Mississippi ought to stop insulting the African-American descendants of slaves with the symbol that was used to oppress them during the war, then terrify them in the hands of Klan terrorists after the Civil War was over and the Yankees had packed up and moved back North. Nobody deserves to go to school in an environment where some ignorant idiot would actually tell them that their lives didn’t matter.

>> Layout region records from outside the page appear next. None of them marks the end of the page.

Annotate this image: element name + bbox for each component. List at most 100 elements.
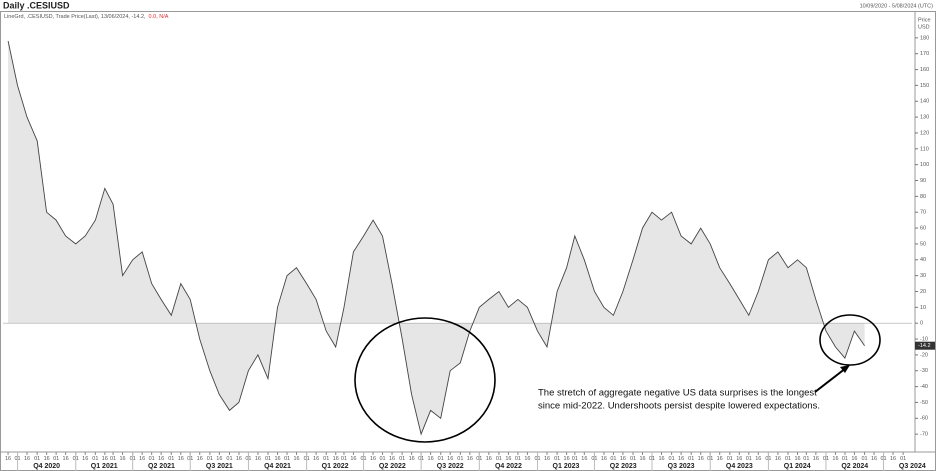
x-tick-label: 16: [313, 456, 319, 462]
x-tick-label: 16: [350, 456, 356, 462]
x-tick-label: 16: [178, 456, 184, 462]
x-tick-label: 16: [717, 456, 723, 462]
chart-title: Daily .CESIUSD: [3, 0, 70, 10]
x-tick-label: 01: [785, 456, 791, 462]
y-tick-label: 80: [920, 194, 926, 200]
quarter-label: Q3 2024: [899, 463, 926, 470]
x-tick-label: 16: [5, 456, 11, 462]
area: [8, 41, 865, 435]
y-tick-label: 140: [920, 99, 929, 105]
y-tick-label: -50: [920, 400, 928, 406]
x-tick-label: 01: [610, 456, 616, 462]
x-tick-label: 01: [727, 456, 733, 462]
x-tick-label: 16: [698, 456, 704, 462]
y-axis-label: USD: [918, 24, 930, 30]
x-tick-label: 01: [438, 456, 444, 462]
x-tick-label: 16: [467, 456, 473, 462]
x-tick-label: 16: [216, 456, 222, 462]
x-tick-label: 01: [746, 456, 752, 462]
annotation: The stretch of aggregate negative US dat…: [538, 388, 817, 399]
quarter-label: Q1 2024: [784, 463, 811, 470]
x-tick-label: 01: [630, 456, 636, 462]
x-tick-label: 16: [658, 456, 664, 462]
line: [7, 40, 865, 436]
quarter-label: Q1 2023: [553, 463, 580, 470]
x-tick-label: 16: [775, 456, 781, 462]
x-tick-label: 01: [496, 456, 502, 462]
x-tick-label: 16: [255, 456, 261, 462]
y-tick-label: 100: [920, 162, 929, 168]
last-value-label: -14.2: [918, 343, 931, 349]
x-tick-label: 16: [794, 456, 800, 462]
x-tick-label: 01: [149, 456, 155, 462]
x-tick-label: 16: [755, 456, 761, 462]
x-tick-label: 01: [323, 456, 329, 462]
x-tick-label: 16: [447, 456, 453, 462]
x-tick-label: 01: [457, 456, 463, 462]
x-tick-label: 16: [601, 456, 607, 462]
x-tick-label: 01: [803, 456, 809, 462]
annotation: since mid-2022. Undershoots persist desp…: [538, 401, 820, 412]
quarter-label: Q3 2021: [206, 463, 233, 470]
quarter-label: Q4 2022: [495, 463, 522, 470]
x-tick-label: 16: [871, 456, 877, 462]
quarter-label: Q2 2022: [379, 463, 406, 470]
x-tick-label: 16: [44, 456, 50, 462]
x-tick-label: 16: [581, 456, 587, 462]
x-tick-label: 16: [428, 456, 434, 462]
y-tick-label: 40: [920, 257, 926, 263]
y-tick-label: -30: [920, 368, 928, 374]
quarter-label: Q2 2023: [610, 463, 637, 470]
x-tick-label: 01: [688, 456, 694, 462]
x-tick-label: 01: [53, 456, 59, 462]
x-tick-label: 16: [486, 456, 492, 462]
y-tick-label: -10: [920, 336, 928, 342]
x-tick-label: 16: [102, 456, 108, 462]
quarter-label: Q4 2021: [264, 463, 291, 470]
x-tick-label: 16: [333, 456, 339, 462]
x-tick-label: 16: [620, 456, 626, 462]
x-tick-label: 16: [82, 456, 88, 462]
x-tick-label: 16: [564, 456, 570, 462]
date-range: 10/09/2020 - 5/08/2024 (UTC): [860, 3, 934, 9]
x-tick-label: 01: [284, 456, 290, 462]
x-tick-label: 16: [119, 456, 125, 462]
y-tick-label: 90: [920, 178, 926, 184]
x-tick-label: 16: [505, 456, 511, 462]
x-tick-label: 01: [669, 456, 675, 462]
y-tick-label: 110: [920, 146, 929, 152]
arrow: [814, 367, 847, 393]
x-tick-label: 16: [370, 456, 376, 462]
x-tick-label: 16: [197, 456, 203, 462]
x-tick-label: 01: [168, 456, 174, 462]
x-tick-label: 16: [890, 456, 896, 462]
x-tick-label: 16: [813, 456, 819, 462]
y-tick-label: 120: [920, 130, 929, 136]
y-tick-label: 180: [920, 35, 929, 41]
x-tick-label: 16: [274, 456, 280, 462]
x-tick-label: 16: [236, 456, 242, 462]
x-tick-label: 01: [110, 456, 116, 462]
y-tick-label: 170: [920, 51, 929, 57]
y-tick-label: 30: [920, 273, 926, 279]
quarter-label: Q2 2024: [841, 463, 868, 470]
y-tick-label: 160: [920, 67, 929, 73]
x-tick-label: 01: [207, 456, 213, 462]
arrow-head: [840, 365, 850, 373]
y-tick-label: 70: [920, 210, 926, 216]
highlight-ellipse: [354, 317, 496, 443]
legend-change: 0.0, N/A: [149, 14, 169, 20]
y-tick-label: 20: [920, 289, 926, 295]
y-tick-label: 150: [920, 83, 929, 89]
legend-text: LineGrd, .CESIUSD, Trade Price(Last), 13…: [4, 14, 146, 20]
y-axis-label: Price: [918, 17, 931, 23]
y-tick-label: -20: [920, 352, 928, 358]
x-tick-label: 01: [34, 456, 40, 462]
y-tick-label: 60: [920, 226, 926, 232]
x-tick-label: 16: [851, 456, 857, 462]
y-tick-label: 130: [920, 115, 929, 121]
x-tick-label: 16: [293, 456, 299, 462]
y-tick-label: 50: [920, 241, 926, 247]
x-tick-label: 16: [524, 456, 530, 462]
x-tick-label: 16: [63, 456, 69, 462]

The truth of those monuments — that the boys who enrolled in 1861, white and privileged, arrogant and swaggering, the sons of slave-owners, who all got Gatling-gunned down and got buried here and there where swamp animals didn’t devour their corpses — the truth of the sad melodrama of a society that knew it had been conquered, those things ought not be removed. I wouldn’t mind, though, seeing a monument somewhere on campus to the people who died in Mississippi from the rigors of plantation life in dirty shacks, with insufficient food, backs scarred from whippings. My instinct would be to put it right next to that Confederate soldier statue, though it would ruin the symmetry of the rotunda. My instinct would be to make it at least as large as the nineteenth-century monument, and why? Because black lives do matter. Confederates did not conquer. And those privileged white boys, their lives were extinguished to defend an indefensible institution, one that brutalized the many for the pleasures of a few.
But I would tear nothing down. The ghosts of Confederate soldiers will continue to haunt Ole Miss, especially on nights like the night of November 6, 2012, where a young man got filmed for Youtube, naked all but for an American flag diapering his frat-boy bottom, drunk in the flatbed of a friend’s trunk, angry because Obama won again, shouting “F#ck the N%ggers!” over and over again, just yards away from that Confederate Soldier statue, the true son in the political spirit and overbloated privilege of a small class of white men in Mississippi over the hardworking aspirations of people of color who did him no wrong and over even Mr. Winkler, who needs a real history lesson, as he assumes the cause of that spoiled rich boy somehow reflects his own interests, when in fact it does not. If he were not so defined by his hatred, literally scarred with swastikas of his own selection, I would call him a victim here. I think he has been horribly conned. I would tell him he should clamor for something that acknowledges the total and wasteful loss of white lives in the service of an elitist Confederacy which held the lives of his ancestors at an even lower price than the lives of the slaves they owned and might exploit in peace time.
There is blood on the campus of Ole Miss, but it is not the blood of conquerors. There is dried blood of wasted lives. And there is new blood of hopeful members of the New South, and they want to take down a flag that insults the humanity of many students there and the intelligence of absolutely anyone. We don’t believe in myths any more. We want to explore the truth in greater clarity. We want our lives, all our lives, to matter, to be spent in pursuit of worthy causes, ones that serve our interests collectively and individually. Take that accursed flag down!